A proposta consistia em criar um jogo relacionado às discussões sobre ludicidade, e eu optei por desenvolver um RPG chamado Masmorra da Aula Morta. Como gosto muito desse tipo de jogo, foi uma atividade que me envolveu desde o início. Utilizei o Figma para montar toda a estrutura, criando as classes dos professores, o sistema baseado em dados D6, as cartas, as fichas dos personagens e até mesmo o caderno do mestre. Foi interessante perceber como os elementos tradicionais do RPG, como a narrativa, os desafios e os monstros, puderam ser utilizados para representar problemas reais do contexto educacional.
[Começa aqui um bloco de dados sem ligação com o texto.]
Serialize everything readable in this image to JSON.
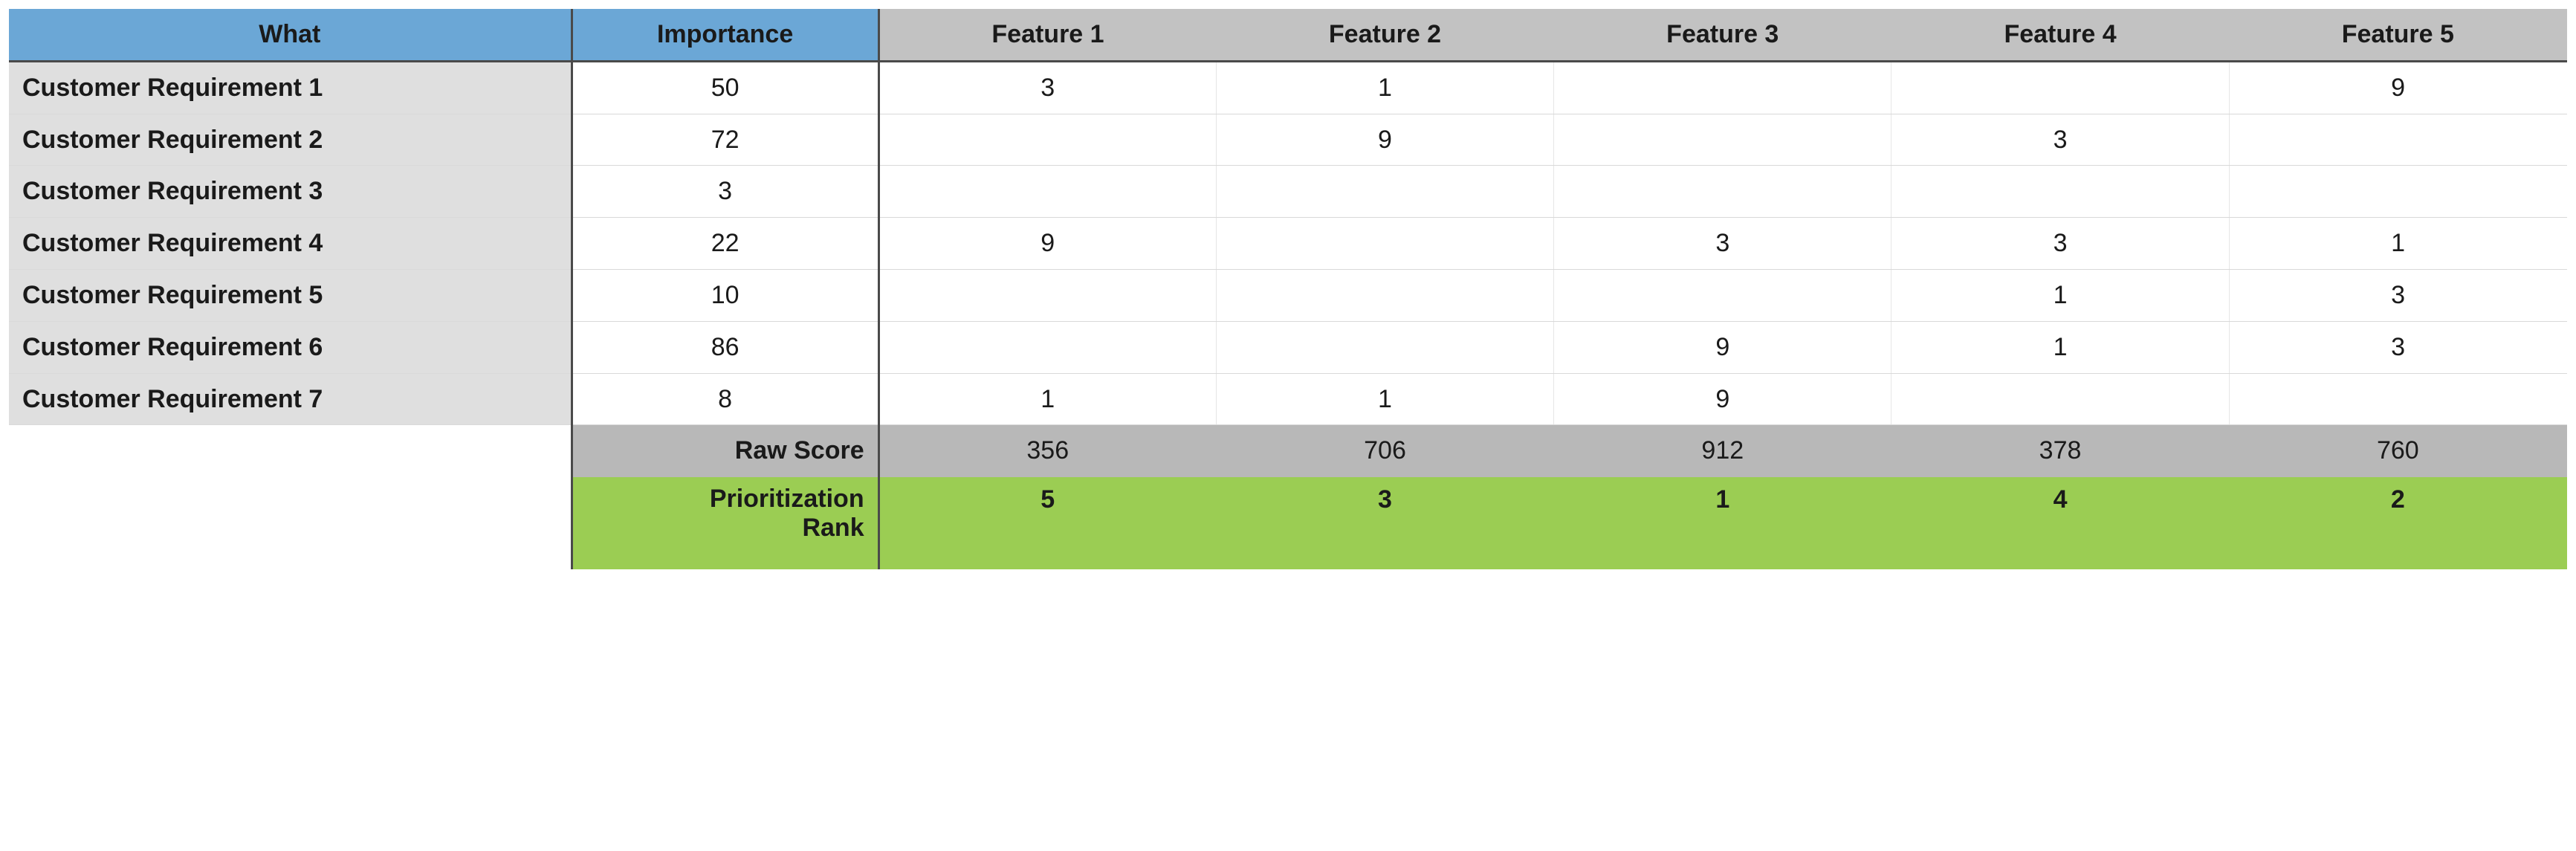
{
  "headers": {
    "what": "What",
    "importance": "Importance",
    "features": [
      "Feature 1",
      "Feature 2",
      "Feature 3",
      "Feature 4",
      "Feature 5"
    ]
  },
  "rows": [
    {
      "label": "Customer Requirement 1",
      "importance": "50",
      "f": [
        "3",
        "1",
        "",
        "",
        "9"
      ]
    },
    {
      "label": "Customer Requirement 2",
      "importance": "72",
      "f": [
        "",
        "9",
        "",
        "3",
        ""
      ]
    },
    {
      "label": "Customer Requirement 3",
      "importance": "3",
      "f": [
        "",
        "",
        "",
        "",
        ""
      ]
    },
    {
      "label": "Customer Requirement 4",
      "importance": "22",
      "f": [
        "9",
        "",
        "3",
        "3",
        "1"
      ]
    },
    {
      "label": "Customer Requirement 5",
      "importance": "10",
      "f": [
        "",
        "",
        "",
        "1",
        "3"
      ]
    },
    {
      "label": "Customer Requirement 6",
      "importance": "86",
      "f": [
        "",
        "",
        "9",
        "1",
        "3"
      ]
    },
    {
      "label": "Customer Requirement 7",
      "importance": "8",
      "f": [
        "1",
        "1",
        "9",
        "",
        ""
      ]
    }
  ],
  "summary": {
    "raw_label": "Raw Score",
    "raw": [
      "356",
      "706",
      "912",
      "378",
      "760"
    ],
    "rank_label": "Prioritization\nRank",
    "rank": [
      "5",
      "3",
      "1",
      "4",
      "2"
    ]
  },
  "chart_data": {
    "type": "table",
    "title": "House of Quality / QFD Matrix",
    "columns": [
      "What",
      "Importance",
      "Feature 1",
      "Feature 2",
      "Feature 3",
      "Feature 4",
      "Feature 5"
    ],
    "requirements": [
      {
        "name": "Customer Requirement 1",
        "importance": 50,
        "scores": [
          3,
          1,
          null,
          null,
          9
        ]
      },
      {
        "name": "Customer Requirement 2",
        "importance": 72,
        "scores": [
          null,
          9,
          null,
          3,
          null
        ]
      },
      {
        "name": "Customer Requirement 3",
        "importance": 3,
        "scores": [
          null,
          null,
          null,
          null,
          null
        ]
      },
      {
        "name": "Customer Requirement 4",
        "importance": 22,
        "scores": [
          9,
          null,
          3,
          3,
          1
        ]
      },
      {
        "name": "Customer Requirement 5",
        "importance": 10,
        "scores": [
          null,
          null,
          null,
          1,
          3
        ]
      },
      {
        "name": "Customer Requirement 6",
        "importance": 86,
        "scores": [
          null,
          null,
          9,
          1,
          3
        ]
      },
      {
        "name": "Customer Requirement 7",
        "importance": 8,
        "scores": [
          1,
          1,
          9,
          null,
          null
        ]
      }
    ],
    "raw_score": [
      356,
      706,
      912,
      378,
      760
    ],
    "prioritization_rank": [
      5,
      3,
      1,
      4,
      2
    ]
  }
}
O que mais gostei foi que o jogo não ficou separado das discussões teóricas. Pelo contrário, ele serviu como uma forma de explorar as questões levantadas pelo PBL de maneira mais criativa. Cada mecânica, personagem ou desafio precisava dialogar com os conceitos estudados durante a semana, o que exigiu um exercício constante de reflexão para transformar ideias acadêmicas em elementos jogáveis.
Outro aspecto que tornou a experiência especial foi o reencontro com autores que marcaram minha trajetória na graduação. Entre eles, Luckesi, que já havia estudado bastante anteriormente e que voltou a aparecer como uma referência importante nas discussões sobre ludicidade. Revisitar suas ideias foi interessante porque permitiu olhar para conceitos já conhecidos a partir de novos contextos e problemáticas. Além disso, tive contato mais aprofundado com autores que ainda não faziam parte do meu repertório, como Jensen, além das contribuições de Ramos e Pimentel para as discussões sobre aprendizagem e jogos.
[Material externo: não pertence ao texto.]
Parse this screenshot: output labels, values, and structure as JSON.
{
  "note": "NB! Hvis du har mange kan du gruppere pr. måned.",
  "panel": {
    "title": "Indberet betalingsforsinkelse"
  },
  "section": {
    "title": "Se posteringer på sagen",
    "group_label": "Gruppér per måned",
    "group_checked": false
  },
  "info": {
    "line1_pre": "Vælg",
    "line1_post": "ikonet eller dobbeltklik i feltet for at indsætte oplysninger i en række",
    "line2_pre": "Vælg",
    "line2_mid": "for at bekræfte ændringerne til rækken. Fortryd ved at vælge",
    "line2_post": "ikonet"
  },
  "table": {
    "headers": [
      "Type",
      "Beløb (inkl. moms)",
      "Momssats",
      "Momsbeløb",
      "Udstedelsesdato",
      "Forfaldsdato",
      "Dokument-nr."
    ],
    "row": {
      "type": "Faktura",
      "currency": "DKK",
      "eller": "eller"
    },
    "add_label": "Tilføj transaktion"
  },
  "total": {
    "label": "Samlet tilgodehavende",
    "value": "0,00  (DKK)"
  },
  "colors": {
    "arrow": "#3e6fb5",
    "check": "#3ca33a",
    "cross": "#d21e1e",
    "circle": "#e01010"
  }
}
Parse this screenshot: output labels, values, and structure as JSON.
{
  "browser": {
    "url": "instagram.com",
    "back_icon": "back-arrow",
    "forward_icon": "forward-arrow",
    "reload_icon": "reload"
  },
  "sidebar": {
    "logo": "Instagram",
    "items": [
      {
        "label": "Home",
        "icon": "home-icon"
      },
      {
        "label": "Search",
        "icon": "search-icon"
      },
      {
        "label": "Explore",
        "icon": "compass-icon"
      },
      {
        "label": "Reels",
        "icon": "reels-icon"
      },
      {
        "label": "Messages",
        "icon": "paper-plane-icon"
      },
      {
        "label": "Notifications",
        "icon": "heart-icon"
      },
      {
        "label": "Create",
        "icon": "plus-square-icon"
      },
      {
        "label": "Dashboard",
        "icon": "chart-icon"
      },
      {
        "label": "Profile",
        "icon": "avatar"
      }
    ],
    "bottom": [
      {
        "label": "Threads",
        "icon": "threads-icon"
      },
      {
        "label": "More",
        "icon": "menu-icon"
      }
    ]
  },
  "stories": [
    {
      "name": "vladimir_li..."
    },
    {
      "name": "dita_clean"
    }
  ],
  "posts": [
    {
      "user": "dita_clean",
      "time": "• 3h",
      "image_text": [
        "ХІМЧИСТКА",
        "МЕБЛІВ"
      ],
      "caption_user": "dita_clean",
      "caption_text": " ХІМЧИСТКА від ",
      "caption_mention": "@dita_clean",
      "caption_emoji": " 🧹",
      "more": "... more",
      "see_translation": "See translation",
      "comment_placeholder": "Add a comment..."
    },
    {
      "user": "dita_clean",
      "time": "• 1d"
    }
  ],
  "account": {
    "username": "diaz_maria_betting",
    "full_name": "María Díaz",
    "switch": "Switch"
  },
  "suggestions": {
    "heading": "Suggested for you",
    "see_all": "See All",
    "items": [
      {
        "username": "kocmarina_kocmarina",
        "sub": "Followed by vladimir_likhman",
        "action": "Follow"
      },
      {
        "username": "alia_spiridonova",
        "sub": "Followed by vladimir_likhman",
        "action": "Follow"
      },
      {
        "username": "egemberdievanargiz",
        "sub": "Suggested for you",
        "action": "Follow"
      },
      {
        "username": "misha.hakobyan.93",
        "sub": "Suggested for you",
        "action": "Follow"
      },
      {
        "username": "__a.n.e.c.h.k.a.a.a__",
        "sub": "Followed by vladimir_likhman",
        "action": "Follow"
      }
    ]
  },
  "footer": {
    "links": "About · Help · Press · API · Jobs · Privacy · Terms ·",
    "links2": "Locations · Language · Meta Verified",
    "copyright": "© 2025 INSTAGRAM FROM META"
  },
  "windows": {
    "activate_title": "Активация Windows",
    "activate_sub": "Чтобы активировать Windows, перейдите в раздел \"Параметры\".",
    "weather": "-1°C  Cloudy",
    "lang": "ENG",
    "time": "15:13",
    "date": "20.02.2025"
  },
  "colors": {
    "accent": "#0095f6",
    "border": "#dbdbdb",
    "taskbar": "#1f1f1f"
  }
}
Ao final da aula, também iniciamos a nova problemática da disciplina, que trata das relações entre formação e currículo a partir da cartografia como metodologia de pesquisa. Confesso que foi um tema que despertou minha curiosidade justamente por abordar uma abordagem que eu ainda não conhecia. A proposta de construir mapas dos percursos, das tensões e dos processos vividos durante a investigação me pareceu bastante diferente das metodologias com as quais eu já havia trabalhado. Fiquei interessada em compreender melhor como a cartografia pode contribuir para analisar fenômenos educacionais sem reduzi-los a etapas rígidas ou caminhos previamente definidos.
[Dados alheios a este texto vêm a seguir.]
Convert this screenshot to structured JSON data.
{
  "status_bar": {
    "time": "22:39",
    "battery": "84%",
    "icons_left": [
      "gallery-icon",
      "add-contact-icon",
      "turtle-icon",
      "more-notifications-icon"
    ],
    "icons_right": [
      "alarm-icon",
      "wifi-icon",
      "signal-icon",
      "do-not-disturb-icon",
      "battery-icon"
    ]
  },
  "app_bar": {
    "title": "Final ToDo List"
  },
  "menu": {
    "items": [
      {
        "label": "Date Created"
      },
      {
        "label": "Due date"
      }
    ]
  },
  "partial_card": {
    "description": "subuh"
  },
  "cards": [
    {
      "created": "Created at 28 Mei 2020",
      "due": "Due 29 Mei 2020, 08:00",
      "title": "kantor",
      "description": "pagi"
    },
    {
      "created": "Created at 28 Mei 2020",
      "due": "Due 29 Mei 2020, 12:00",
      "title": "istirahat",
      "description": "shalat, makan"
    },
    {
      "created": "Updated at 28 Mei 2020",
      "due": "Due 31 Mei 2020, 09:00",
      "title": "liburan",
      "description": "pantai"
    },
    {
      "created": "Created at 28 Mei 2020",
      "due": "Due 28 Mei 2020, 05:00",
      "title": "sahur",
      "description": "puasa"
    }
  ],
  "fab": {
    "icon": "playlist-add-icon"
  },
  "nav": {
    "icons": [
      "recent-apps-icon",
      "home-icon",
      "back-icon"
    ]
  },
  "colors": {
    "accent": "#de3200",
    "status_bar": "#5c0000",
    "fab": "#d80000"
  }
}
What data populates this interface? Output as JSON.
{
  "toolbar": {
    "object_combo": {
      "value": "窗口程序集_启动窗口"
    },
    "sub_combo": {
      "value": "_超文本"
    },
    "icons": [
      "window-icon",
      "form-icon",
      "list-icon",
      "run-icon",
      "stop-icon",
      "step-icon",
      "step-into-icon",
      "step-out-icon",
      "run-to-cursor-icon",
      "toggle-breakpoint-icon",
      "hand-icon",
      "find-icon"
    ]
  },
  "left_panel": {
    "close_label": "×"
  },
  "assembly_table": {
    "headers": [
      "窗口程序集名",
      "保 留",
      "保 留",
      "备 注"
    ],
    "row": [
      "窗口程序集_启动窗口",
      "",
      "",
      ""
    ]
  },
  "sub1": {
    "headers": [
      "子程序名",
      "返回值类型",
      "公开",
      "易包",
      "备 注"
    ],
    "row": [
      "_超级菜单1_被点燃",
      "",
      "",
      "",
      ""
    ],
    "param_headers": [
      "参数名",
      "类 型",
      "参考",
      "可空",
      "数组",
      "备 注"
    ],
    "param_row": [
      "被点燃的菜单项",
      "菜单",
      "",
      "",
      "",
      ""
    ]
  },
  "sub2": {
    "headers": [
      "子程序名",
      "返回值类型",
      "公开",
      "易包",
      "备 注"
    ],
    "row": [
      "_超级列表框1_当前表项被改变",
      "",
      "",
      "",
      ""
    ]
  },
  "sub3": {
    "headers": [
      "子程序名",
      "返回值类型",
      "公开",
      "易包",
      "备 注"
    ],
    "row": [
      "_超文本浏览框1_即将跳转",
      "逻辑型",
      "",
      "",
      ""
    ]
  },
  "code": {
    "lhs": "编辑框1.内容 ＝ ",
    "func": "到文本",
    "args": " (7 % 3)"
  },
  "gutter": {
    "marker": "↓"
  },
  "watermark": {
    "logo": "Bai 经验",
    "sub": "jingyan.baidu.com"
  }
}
Foi uma semana que conseguiu equilibrar teoria, criatividade e prática. Além de proporcionar discussões relevantes sobre ludicidade e aprendizagem, também mostrou como jogos podem se tornar espaços legítimos de reflexão e construção de conhecimento, algo que dialoga diretamente com as ideias defendidas pelos autores estudados e com as possibilidades pedagógicas das metodologias ativas.